ASIAVIEW: The next big thing

When Timothy Walsh described the current private equity real estate market in Asia to the Wall Street Journal last month as “just a few niche guys,” he was perhaps a little harsh. “There’s not a whole lot of competition out there,” the director of the State of New Jersey Division of Investment told the newspaper. 

Proven Asian firms like Arch Capital Management, SC Capital Management and ARA Asset Management or the Asia platforms of global firms like Invesco Real Estate, LaSalle Investment Management or Pramerica Real Estate Investors might well feel aggrieved at such talk. Still, Walsh has a point.

At the end of March, New Jersey committed the first $500 million to the private equity real estate juggernaut du jour, The Blackstone Group, for its first Asia opportunity fund. Rightly, the $70 billion pension described how limited its options were given the scale of its investment. Indeed, not since Merrill Lynch hauled in $2.65 billion for its Merrill Lynch Asia Real Estate Opportunity Fund in 2008 has a pan-Asia real estate opportunity fund raised anywhere near the capital that Blackstone is attempting.

New Jersey’s cheque for Blackstone Real Estate Partners (BREP) Asia was the largest commitment the pension plan has ever made to a real estate fund. Tellingly, it also amounts to the largest capital-raise for any Asia real estate opportunity fund in 2013 so far and is a greater sum than all but three funds managed throughout last year.

Blackstone is targeting $3.5 billion for its fund, although that amount could swell to $4 billion if its hard cap is reached. Success would make BREP Asia the largest real estate opportunity fund ever raised for the region, surpassing MGPA’s $3.9 billion third fund, MGPA Asia Fund III, by $100 million.

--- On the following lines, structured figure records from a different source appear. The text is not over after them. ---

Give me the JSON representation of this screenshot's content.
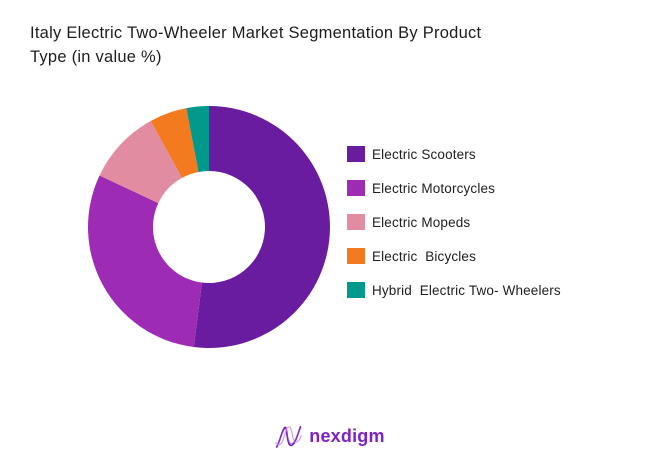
{
  "page": {
    "background": "#ffffff"
  },
  "title": {
    "text": "Italy Electric Two-Wheeler Market Segmentation By Product Type (in value %)",
    "line1": "Italy Electric Two-Wheeler Market Segmentation By Product",
    "line2": "Type (in value %)",
    "color": "#1d1d1f"
  },
  "chart_data": {
    "type": "pie",
    "subtype": "donut",
    "title": "Italy Electric Two-Wheeler Market Segmentation By Product Type (in value %)",
    "unit": "value %",
    "values_labeled": false,
    "start_angle_deg": 0,
    "direction": "clockwise",
    "inner_radius_ratio": 0.46,
    "legend_position": "right",
    "series": [
      {
        "name": "Electric Scooters",
        "value": 52,
        "color": "#6A1CA0"
      },
      {
        "name": "Electric Motorcycles",
        "value": 30,
        "color": "#9D2BB3"
      },
      {
        "name": "Electric Mopeds",
        "value": 10,
        "color": "#E18CA1"
      },
      {
        "name": "Electric  Bicycles",
        "value": 5,
        "color": "#F47A20"
      },
      {
        "name": "Hybrid  Electric Two- Wheelers",
        "value": 3,
        "color": "#00998C"
      }
    ]
  },
  "footer": {
    "logo_text": "nexdigm",
    "logo_color": "#7E22C8"
  }
}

Walsh said he believed Blackstone to be the largest and best established investment manager, with the widest geographic presence among its competitors. Endorsement indeed for a firm actually a first-time manager in the region – even if it has raised some $32 billion for opportunity funds globally since it started investing in property in the early 1990s. 

More than extol the virtues of Blackstone, New Jersey’s commitment to the firm and Walsh’s words don’t exactly compliment the region’s longer-established heavyhitters like MGPA (240 staff, seven offices), LaSalle Investment Management (200 staff, eight offices) and others. 

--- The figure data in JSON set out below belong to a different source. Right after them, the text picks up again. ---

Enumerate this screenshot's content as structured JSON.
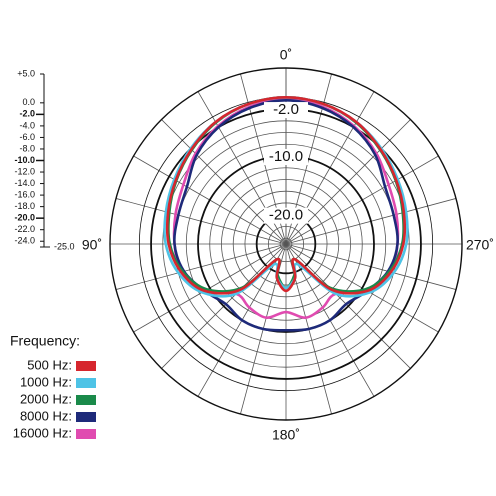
{
  "chart_data": {
    "type": "polar",
    "rlim": [
      -25,
      5
    ],
    "rticks": [
      {
        "value": 5,
        "label": "+5.0"
      },
      {
        "value": 0,
        "label": "0.0"
      },
      {
        "value": -2,
        "label": "-2.0"
      },
      {
        "value": -4,
        "label": "-4.0"
      },
      {
        "value": -6,
        "label": "-6.0"
      },
      {
        "value": -8,
        "label": "-8.0"
      },
      {
        "value": -10,
        "label": "-10.0"
      },
      {
        "value": -12,
        "label": "-12.0"
      },
      {
        "value": -14,
        "label": "-14.0"
      },
      {
        "value": -16,
        "label": "-16.0"
      },
      {
        "value": -18,
        "label": "-18.0"
      },
      {
        "value": -20,
        "label": "-20.0"
      },
      {
        "value": -22,
        "label": "-22.0"
      },
      {
        "value": -24,
        "label": "-24.0"
      },
      {
        "value": -25,
        "label": "-25.0"
      }
    ],
    "major_rticks": [
      {
        "value": -2,
        "label": "-2.0"
      },
      {
        "value": -10,
        "label": "-10.0"
      },
      {
        "value": -20,
        "label": "-20.0"
      }
    ],
    "angle_ticks": [
      {
        "value": 0,
        "label": "0˚"
      },
      {
        "value": 90,
        "label": "90˚"
      },
      {
        "value": 180,
        "label": "180˚"
      },
      {
        "value": 270,
        "label": "270˚"
      }
    ],
    "legend_title": "Frequency:",
    "angles": [
      0,
      15,
      30,
      45,
      60,
      75,
      90,
      105,
      120,
      135,
      150,
      165,
      180,
      195,
      210,
      225,
      240,
      255,
      270,
      285,
      300,
      315,
      330,
      345,
      360
    ],
    "series": [
      {
        "name": "500 Hz:",
        "color": "#d6262e",
        "values": [
          0,
          -0.3,
          -1,
          -2.2,
          -3.3,
          -4.2,
          -5,
          -6.5,
          -9,
          -14,
          -22,
          -19,
          -17,
          -19,
          -22,
          -14,
          -9,
          -6.5,
          -5,
          -4.2,
          -3.3,
          -2.2,
          -1,
          -0.3,
          0
        ]
      },
      {
        "name": "1000 Hz:",
        "color": "#4ec3e6",
        "values": [
          0,
          -0.3,
          -1,
          -2,
          -3,
          -3.8,
          -4.5,
          -6,
          -8.5,
          -13,
          -21,
          -19,
          -17.5,
          -19,
          -21,
          -13,
          -8.5,
          -6,
          -4.5,
          -3.8,
          -3,
          -2,
          -1,
          -0.3,
          0
        ]
      },
      {
        "name": "2000 Hz:",
        "color": "#1a8a4a",
        "values": [
          0,
          -0.3,
          -1.1,
          -2.3,
          -3.4,
          -4.4,
          -5.2,
          -6.8,
          -9.5,
          -14.5,
          -22,
          -19.5,
          -17.5,
          -19.5,
          -22,
          -14.5,
          -9.5,
          -6.8,
          -5.2,
          -4.4,
          -3.4,
          -2.3,
          -1.1,
          -0.3,
          0
        ]
      },
      {
        "name": "8000 Hz:",
        "color": "#1e2a7a",
        "values": [
          -0.5,
          -1,
          -2,
          -3.5,
          -5.5,
          -6,
          -6,
          -7,
          -9,
          -10.5,
          -10,
          -10,
          -10.3,
          -10,
          -10,
          -10.5,
          -9,
          -7,
          -6,
          -6,
          -5.5,
          -3.5,
          -2,
          -1,
          -0.5
        ]
      },
      {
        "name": "16000 Hz:",
        "color": "#e04bb0",
        "values": [
          -0.3,
          -0.8,
          -1.8,
          -3.2,
          -4.8,
          -5.5,
          -6,
          -6.5,
          -8.8,
          -13,
          -12.5,
          -12,
          -13.4,
          -12,
          -12.5,
          -13,
          -8.8,
          -6.5,
          -6,
          -5.5,
          -4.8,
          -3.2,
          -1.8,
          -0.8,
          -0.3
        ]
      }
    ]
  }
}
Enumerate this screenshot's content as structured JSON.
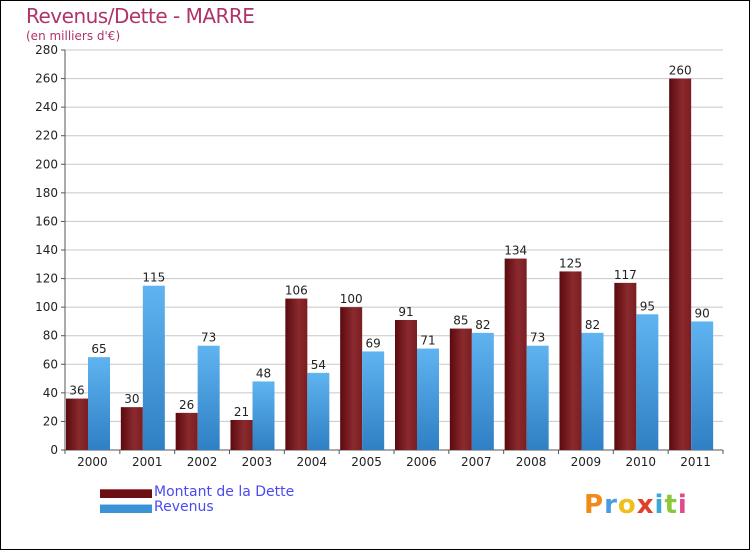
{
  "header": {
    "title": "Revenus/Dette - MARRE",
    "subtitle": "(en milliers d'€)"
  },
  "legend": {
    "debt_label": "Montant de la Dette",
    "revenue_label": "Revenus"
  },
  "logo": {
    "text": "Proxiti"
  },
  "colors": {
    "debt": "#7a1a1e",
    "revenue": "#4aa3e6",
    "title": "#b0336a",
    "legend_text": "#4a4af0"
  },
  "chart_data": {
    "type": "bar",
    "title": "Revenus/Dette - MARRE",
    "subtitle": "(en milliers d'€)",
    "xlabel": "",
    "ylabel": "",
    "ylim": [
      0,
      280
    ],
    "yticks": [
      0,
      20,
      40,
      60,
      80,
      100,
      120,
      140,
      160,
      180,
      200,
      220,
      240,
      260,
      280
    ],
    "grid": true,
    "legend_position": "bottom-left",
    "categories": [
      "2000",
      "2001",
      "2002",
      "2003",
      "2004",
      "2005",
      "2006",
      "2007",
      "2008",
      "2009",
      "2010",
      "2011"
    ],
    "series": [
      {
        "name": "Montant de la Dette",
        "values": [
          36,
          30,
          26,
          21,
          106,
          100,
          91,
          85,
          134,
          125,
          117,
          260
        ]
      },
      {
        "name": "Revenus",
        "values": [
          65,
          115,
          73,
          48,
          54,
          69,
          71,
          82,
          73,
          82,
          95,
          90
        ]
      }
    ]
  }
}
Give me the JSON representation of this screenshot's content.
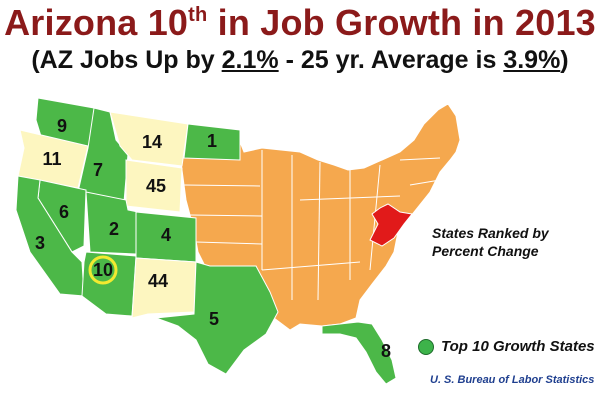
{
  "header": {
    "title_prefix": "Arizona 10",
    "title_sup": "th",
    "title_suffix": " in Job Growth in 2013",
    "subtitle_pre": "(AZ Jobs Up by ",
    "subtitle_val1": "2.1%",
    "subtitle_mid": " - 25 yr. Average is ",
    "subtitle_val2": "3.9%",
    "subtitle_post": ")"
  },
  "annotation": {
    "line1": "States Ranked by",
    "line2": "Percent Change"
  },
  "legend": {
    "label": "Top 10 Growth States",
    "color": "#3db34a"
  },
  "source": "U. S. Bureau of Labor Statistics",
  "colors": {
    "top10_green": "#4cb848",
    "bottom_yellow": "#fdf6c0",
    "middle_orange": "#f5a84e",
    "highlight_red": "#e11a1a",
    "title_red": "#8b1a1a"
  },
  "states": {
    "WA": {
      "rank": "9"
    },
    "OR": {
      "rank": "11"
    },
    "ID": {
      "rank": "7"
    },
    "MT": {
      "rank": "14"
    },
    "ND": {
      "rank": "1"
    },
    "WY": {
      "rank": "45"
    },
    "NV": {
      "rank": "6"
    },
    "CA": {
      "rank": "3"
    },
    "UT": {
      "rank": "2"
    },
    "CO": {
      "rank": "4"
    },
    "AZ": {
      "rank": "10"
    },
    "NM": {
      "rank": "44"
    },
    "TX": {
      "rank": "5"
    },
    "FL": {
      "rank": "8"
    }
  }
}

Once MGPA’s corporate future is resolved – the firm was the subject of a sale at press time – it is expected to bring MGPA Asia Fund IV to market with a target of about $1 billion. LaSalle handed back $600 million from its $3 billion LaSalle Asia Opportunity Fund III in late 2011 in a bid to curry favor with investors for its fourth effort, for which it is targeting up to $750 million. Although New Jersey was an investor in LaSalle’s third Asia fund, Blackstone’s offer evidently was more compelling than LaSalle’s this time around.

Unless an institutional investor wants to ‘be the fund’ – and some do on a country-specific basis –it does have limited options through which to put large capital to work. The latest commingled funds of Asia’s ‘niche players’ – Arch, SC Capital and ARA – each closed at around the $500 million mark, which is the same amount New Jersey has committed to Blackstone. 

Frustrating for its competition, Blackstone does look likely to prove it is the next big thing. During the firm’s first quarter earnings call last month, its president Hamilton ‘Tony’ James predicted a first closing in the second quarter that would exceed $1 billion. That amount already would equal the overall target of MGPA’s fourth fund, and no other pan-Asia funds are even asking for as much.

Nonetheless, Blackstone is paying its dues to assume the mantle as the manager of the region’s biggest real estate opportunity fund. Limited partners in BREP Asia typically must pay a 1.5 percent annual asset management fee, but that fee is reduced to 1.25 percent for investors committing $200 million or more. New Jersey, however, has negotiated a fee of approximately 76 basis points on committed capital during the investment period, based on a fee waiver for the first eight months of the fund’s life, and a 1 percent fee thereafter. In addition, Blackstone will be subject to a reduced catch-up rate of 65 percent, as opposed to the standard 80 percent, over the 8 percent preferred return.

These terms are understood to be among the most favorable Blackstone has ever offered. Regardless, that’s a small price to pay for establishing itself in Asia at a time when the region’s heaviest hitters are scrambling around to raise a fraction of what they managed before.